3 OCTOBRE - ROMAN France

Alexandre Vialatte- Photo DR/LE DILETTANTE

Le poète Jacques Réda, dans sa notice sur Alexandre Vialatte (1901-1971) pour Le nouveau dictionnaire des auteurs Laffont-Bompiani, écrit de son oeuvre qu'elle est "des plus singulières de son époque". Parfaite appréciation, laquelle se renforce à chaque publication posthume. Mais pas mal de livres de Vialatte sont posthumes, dont La maison du joueur de flûte (paru en 1987).
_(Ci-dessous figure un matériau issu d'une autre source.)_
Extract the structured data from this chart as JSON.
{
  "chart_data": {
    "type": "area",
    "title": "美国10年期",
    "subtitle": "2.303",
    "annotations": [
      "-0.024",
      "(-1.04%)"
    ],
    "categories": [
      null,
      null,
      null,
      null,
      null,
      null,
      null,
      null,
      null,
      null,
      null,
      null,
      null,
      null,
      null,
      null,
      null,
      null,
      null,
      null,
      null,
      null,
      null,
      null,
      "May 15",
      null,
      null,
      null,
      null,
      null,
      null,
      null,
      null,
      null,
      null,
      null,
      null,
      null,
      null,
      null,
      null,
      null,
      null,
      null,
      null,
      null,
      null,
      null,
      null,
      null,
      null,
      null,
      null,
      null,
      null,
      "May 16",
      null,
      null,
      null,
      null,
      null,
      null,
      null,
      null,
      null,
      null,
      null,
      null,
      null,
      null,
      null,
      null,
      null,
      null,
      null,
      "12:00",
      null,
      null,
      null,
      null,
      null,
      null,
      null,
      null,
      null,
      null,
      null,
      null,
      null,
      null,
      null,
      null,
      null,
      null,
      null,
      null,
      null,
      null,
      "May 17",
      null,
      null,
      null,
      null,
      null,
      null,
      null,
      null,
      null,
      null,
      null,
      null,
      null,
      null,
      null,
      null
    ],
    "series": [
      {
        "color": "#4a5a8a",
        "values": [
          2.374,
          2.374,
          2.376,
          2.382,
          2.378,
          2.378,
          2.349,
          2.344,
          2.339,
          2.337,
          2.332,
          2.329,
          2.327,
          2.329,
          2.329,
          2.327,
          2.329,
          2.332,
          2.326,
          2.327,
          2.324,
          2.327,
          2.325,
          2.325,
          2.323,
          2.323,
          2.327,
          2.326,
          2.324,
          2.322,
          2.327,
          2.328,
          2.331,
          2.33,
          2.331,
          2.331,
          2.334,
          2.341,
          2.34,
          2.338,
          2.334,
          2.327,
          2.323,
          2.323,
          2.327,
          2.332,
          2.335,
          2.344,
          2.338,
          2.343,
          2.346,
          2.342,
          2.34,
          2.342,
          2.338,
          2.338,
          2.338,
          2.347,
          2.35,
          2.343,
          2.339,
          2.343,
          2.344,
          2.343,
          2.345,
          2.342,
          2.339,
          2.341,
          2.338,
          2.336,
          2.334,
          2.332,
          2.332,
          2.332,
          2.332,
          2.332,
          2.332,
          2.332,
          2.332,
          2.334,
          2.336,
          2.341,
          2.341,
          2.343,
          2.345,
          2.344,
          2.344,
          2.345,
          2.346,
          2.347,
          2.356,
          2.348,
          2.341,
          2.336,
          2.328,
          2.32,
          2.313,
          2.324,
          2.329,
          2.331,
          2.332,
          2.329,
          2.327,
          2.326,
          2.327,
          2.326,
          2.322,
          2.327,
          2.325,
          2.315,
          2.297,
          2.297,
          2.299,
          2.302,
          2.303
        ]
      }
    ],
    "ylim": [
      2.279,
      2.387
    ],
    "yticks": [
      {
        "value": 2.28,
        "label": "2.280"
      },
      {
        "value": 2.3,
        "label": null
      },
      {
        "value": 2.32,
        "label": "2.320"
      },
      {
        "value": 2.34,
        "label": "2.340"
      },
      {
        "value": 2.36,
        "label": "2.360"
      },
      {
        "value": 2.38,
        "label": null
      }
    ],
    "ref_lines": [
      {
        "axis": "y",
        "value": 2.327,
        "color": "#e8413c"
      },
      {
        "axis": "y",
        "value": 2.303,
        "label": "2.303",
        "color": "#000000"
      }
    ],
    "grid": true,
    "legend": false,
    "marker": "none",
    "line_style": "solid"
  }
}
Le cri du canard bleu constitue une nouvelle pièce de ce puzzle déroutant. Un roman labyrinthique, datable, d'après la correspondance entre Vialatte et Pourrat, de 1933, dont on ne saura jamais si sa structure et sa complexité sont dues à son inachèvement ou à la volonté de l'écrivain. Le tout masqué derrière un style tout en élégance et en arabesques, un feu d'artifice de formules. Comme celle-ci, qui sert d'incipit : "La Beauté ne s'explique pas." Essayons quand même.

Celui à qui, tout minot, "elle s'impose", c'est le héros, Etienne Berger - dont Vialatte réutilisera plus tard le patronyme dans Le fidèle Berger, son roman "de guerre" autobiographique, paru en 1942. Etienne est un jeune Auvergnat, fils d'aubergiste de village et gardien de chèvres. Il va aussi à l'école, poursuivra au collège et au lycée. C'est là que l'écrivain, qui s'englobe à la page 35 dans un "nous » avant de basculer dans les souvenirs personnels à partir de la page 53, l'a connu. Etienne est un rêveur lunaire, colosse blond bouclé tout de noir vêtu, portant toujours béret et parapluie. Un garçon "rustique et pastel". Parce que, tout gosse donc, il est tombé amoureux d'Estelle, star des "Ballets féeriques", un numéro de cirque représenté sur une affiche en couleurs placardée sur un mur de son village, où elle s'est délitée peu à peu. Il y a eu aussi, dans ses premiers émois, Mlle Lantelme, la jeune institutrice fantasque qui disparaîtra pour se faire ermite dans la montagne, puis se fera ravir par un "sauvage aux yeux bleus", mi-homme, mi-centaure. Auparavant, elle aura offert à chacun de ses élèves l'un des canards-leurres qui trônaient sur une étagère de sa classe. Etienne a hérité d'un canard vert, mais dit "bleu de Colombie". Il le conservera comme une relique, un talisman, un totem.

Vialatte, qui tirait le diable par la queue, a pu, grâce à son ami Paulhan, partir en Allemagne de 1922 à 1928, comme traducteur (notamment de Kafka, le premier en français), interprète, journaliste. A un moment, il rencontre un garçon de bureau-violoniste prénommé Siegfried, lequel lui rappelle Etienne, qu'il n'a jamais revu pour d'obscures raisons. Obscur aussi, et affreusement prémonitoire, ce passage où il se rappelle "trois petits juifs dans une pauvre salle d'attente de Bavière. Ils croyaient que leurs billets étaient pour Jérusalem ; c'était leur mère qui avait dû le leur dire ; ils sont descendus un peu plus loin, dans un pauvre village de neige recouvert de fumées jaunâtres". Le cri du canard bleu a été écrit, et abandonné, rappelons-le, en 1933, l'année même où Hitler devenait chancelier...

En pleine rentrée littéraire tapageuse, ce nouveau Vialatte vient à point nommé comme un antidote, une oasis, une gourmandise.